Uneinheitlich bewerteten beide Sprecher auch die Gründe der ePrivacy Novelle. Jan Philipp Albrecht begrüßte diese speziellen und strengeren Regelungen für Telekommunikationsanbieter, die der DSGVO in vielen Teilen vorgingen. Insgesamt sei die ePrivacy von deutlich mehr Verbraucherschutz, beispielsweise bei der Werbung im Internet und den Betroffenenrechten geprägt.
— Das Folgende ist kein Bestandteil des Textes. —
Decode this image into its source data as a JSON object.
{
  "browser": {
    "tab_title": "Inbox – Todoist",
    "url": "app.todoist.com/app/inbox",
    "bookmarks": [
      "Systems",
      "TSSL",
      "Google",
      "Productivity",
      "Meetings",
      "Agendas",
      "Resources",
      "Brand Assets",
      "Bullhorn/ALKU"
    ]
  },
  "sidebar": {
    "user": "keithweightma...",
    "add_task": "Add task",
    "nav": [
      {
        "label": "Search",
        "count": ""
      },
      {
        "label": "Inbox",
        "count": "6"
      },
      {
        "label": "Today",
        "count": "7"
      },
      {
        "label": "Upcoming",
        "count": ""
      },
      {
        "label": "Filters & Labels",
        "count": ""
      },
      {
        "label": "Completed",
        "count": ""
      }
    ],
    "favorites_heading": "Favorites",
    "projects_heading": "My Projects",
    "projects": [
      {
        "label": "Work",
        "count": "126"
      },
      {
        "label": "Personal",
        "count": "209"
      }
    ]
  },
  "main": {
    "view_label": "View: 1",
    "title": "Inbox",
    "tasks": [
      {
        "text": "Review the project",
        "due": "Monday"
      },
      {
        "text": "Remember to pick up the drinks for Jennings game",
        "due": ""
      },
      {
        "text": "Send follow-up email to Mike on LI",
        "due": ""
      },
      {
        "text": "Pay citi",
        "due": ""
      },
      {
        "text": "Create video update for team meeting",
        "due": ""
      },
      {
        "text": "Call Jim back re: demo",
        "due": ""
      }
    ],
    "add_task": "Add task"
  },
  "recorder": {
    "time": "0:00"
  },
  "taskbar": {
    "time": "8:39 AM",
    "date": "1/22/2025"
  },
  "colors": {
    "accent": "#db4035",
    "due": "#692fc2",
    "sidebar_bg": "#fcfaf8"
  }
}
Die Vertreterin der Bitkom e.V. übte hingegen deutliche Kritik an der ePrivacy Regelung. Die sich teils überlappenden und widersprechenden Verordnungen (z.B. bei der Einwilligung) würden zu mehr Rechtsunsicherheit, aber nicht zum besseren Datenschutz des Einzelnen führen. Die DSGVO hätte gereicht. Abschließend forderte sie mehr Klarheit für die Unternehmen im Hinblick auf die konkrete und praxistaugliche Umsetzung.
Nach der anschließenden Fragerunde durch das Publikum, die ein wenig unter dem Zeitdruck litt, sollten Jan Philipp Albrecht und Susanne Dehmel noch eine kurze Antwort geben, ob und inwiefern die ePrivacy Verordnung überhaupt zum Start der DSGVO (25. Mai 2018) in der Endfassung veröffentlicht worden und umgesetzt sei. Trotz naheliegender Schwierigkeiten zeigten sich Beide – mit einem gewissen Lächeln im Gesicht – positiv gestimmt.
Und so langsam neigte sich der erste Tag dem Ende entgegen. Viele Teilnehmer und Gäste trafen sich an dem einen oder anderen Stand oder auf der anschließenden Party.